Toddler Behaviour: What's Up With That?

Have you ever looked at your toddler with amazement, confusion or frustration, wondering why on earth they are doing what they are doing? I know I have.

I found babies so easy. Their cries generally meant one of a very small number of things -- they were hungry, they were tired, they were wet, they were cold, or they just needed to be held close.  But with toddlers, I often found myself scratching my head trying to figure them out. Sometimes it is fun, because they can be so unexpected and free. Other times, when we can't figure out what they want or why they are doing something, it can be downright frustrating.

When you find yourself asking -- Why is my toddler acting like that? What is up with that behaviour?   --  consider these factors:

  • Age-Appropriateness: Is your child's behaviour age appropriate? Our toddlers often act like toddlers. The problem, in a lot of cases, is that adults expect toddlers to understand a lot more or be able to handle a lot more than they can. If your toddler starts acting out, it may simply be that you are asking too much in that situation. This is a scenario we found ourselves in often when we were in public with our toddlers. Sometimes, we really were pushing the limits of how much they could handle, how much we could throw their routine off, how late they could stay out, how patient they could be, and we often found out the hard way that we had pushed a bit too much. That doesn't mean that you can't try to do things with your toddler that are out of the ordinary (we often did), but it means that you need to be prepared for potential meltdowns and have a plan for how to deal with them in a way that is respectful to everyone involved.

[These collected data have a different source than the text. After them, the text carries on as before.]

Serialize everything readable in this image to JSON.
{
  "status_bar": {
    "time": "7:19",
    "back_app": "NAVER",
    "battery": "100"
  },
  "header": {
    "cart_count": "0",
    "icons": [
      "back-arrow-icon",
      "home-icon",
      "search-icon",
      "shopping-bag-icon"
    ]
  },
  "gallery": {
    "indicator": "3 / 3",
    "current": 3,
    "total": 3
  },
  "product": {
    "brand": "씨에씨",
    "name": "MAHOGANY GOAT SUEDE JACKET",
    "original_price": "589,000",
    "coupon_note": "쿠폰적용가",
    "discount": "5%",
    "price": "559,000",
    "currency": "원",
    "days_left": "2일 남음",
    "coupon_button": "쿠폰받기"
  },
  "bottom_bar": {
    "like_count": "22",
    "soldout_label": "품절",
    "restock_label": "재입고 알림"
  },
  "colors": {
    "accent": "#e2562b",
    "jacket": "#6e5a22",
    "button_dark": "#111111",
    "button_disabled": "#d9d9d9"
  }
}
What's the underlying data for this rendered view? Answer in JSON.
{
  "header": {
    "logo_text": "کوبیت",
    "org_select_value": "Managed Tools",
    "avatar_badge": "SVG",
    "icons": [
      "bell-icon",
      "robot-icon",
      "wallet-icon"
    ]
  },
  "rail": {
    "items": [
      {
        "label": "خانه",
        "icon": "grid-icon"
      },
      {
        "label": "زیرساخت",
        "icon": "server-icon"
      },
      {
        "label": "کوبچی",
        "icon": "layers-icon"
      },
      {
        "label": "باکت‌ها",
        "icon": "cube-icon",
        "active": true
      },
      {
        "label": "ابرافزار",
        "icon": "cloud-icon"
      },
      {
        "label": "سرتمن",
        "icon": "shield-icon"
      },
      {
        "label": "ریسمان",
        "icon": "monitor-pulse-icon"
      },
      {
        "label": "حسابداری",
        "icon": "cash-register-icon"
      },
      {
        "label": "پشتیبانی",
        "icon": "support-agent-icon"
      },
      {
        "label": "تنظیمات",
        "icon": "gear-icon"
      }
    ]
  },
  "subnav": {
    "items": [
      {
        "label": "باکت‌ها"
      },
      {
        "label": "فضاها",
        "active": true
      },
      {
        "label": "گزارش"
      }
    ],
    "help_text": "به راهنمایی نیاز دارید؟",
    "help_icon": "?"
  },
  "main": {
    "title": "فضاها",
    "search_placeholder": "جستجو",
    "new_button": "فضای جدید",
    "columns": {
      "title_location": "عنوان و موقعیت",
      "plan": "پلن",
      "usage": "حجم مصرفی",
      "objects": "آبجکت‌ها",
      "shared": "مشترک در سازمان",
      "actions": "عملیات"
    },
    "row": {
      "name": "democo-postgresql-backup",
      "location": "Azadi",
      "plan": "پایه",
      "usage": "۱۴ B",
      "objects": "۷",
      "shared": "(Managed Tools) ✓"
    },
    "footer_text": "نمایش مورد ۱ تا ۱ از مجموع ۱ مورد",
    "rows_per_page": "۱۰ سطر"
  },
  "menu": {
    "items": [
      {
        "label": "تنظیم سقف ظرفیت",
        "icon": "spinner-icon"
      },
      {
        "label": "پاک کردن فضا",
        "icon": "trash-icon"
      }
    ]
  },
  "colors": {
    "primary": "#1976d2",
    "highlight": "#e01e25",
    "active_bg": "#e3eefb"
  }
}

  • Not Being Listened To: Your toddler probably notices you talking, but what are you saying? Are you talking at your toddler or are you speaking with your toddler? Are you taking the time to mirror what your toddler is saying or thinking or feeling, so that they know that they are being heard? Even if you have to say "no" when they want you to say "yes", helping them see that you do understand how they feel and have taken their perspective into consideration can make communication much smoother. You can also check out these tips from MaMammalia on speaking respectfully to your toddler.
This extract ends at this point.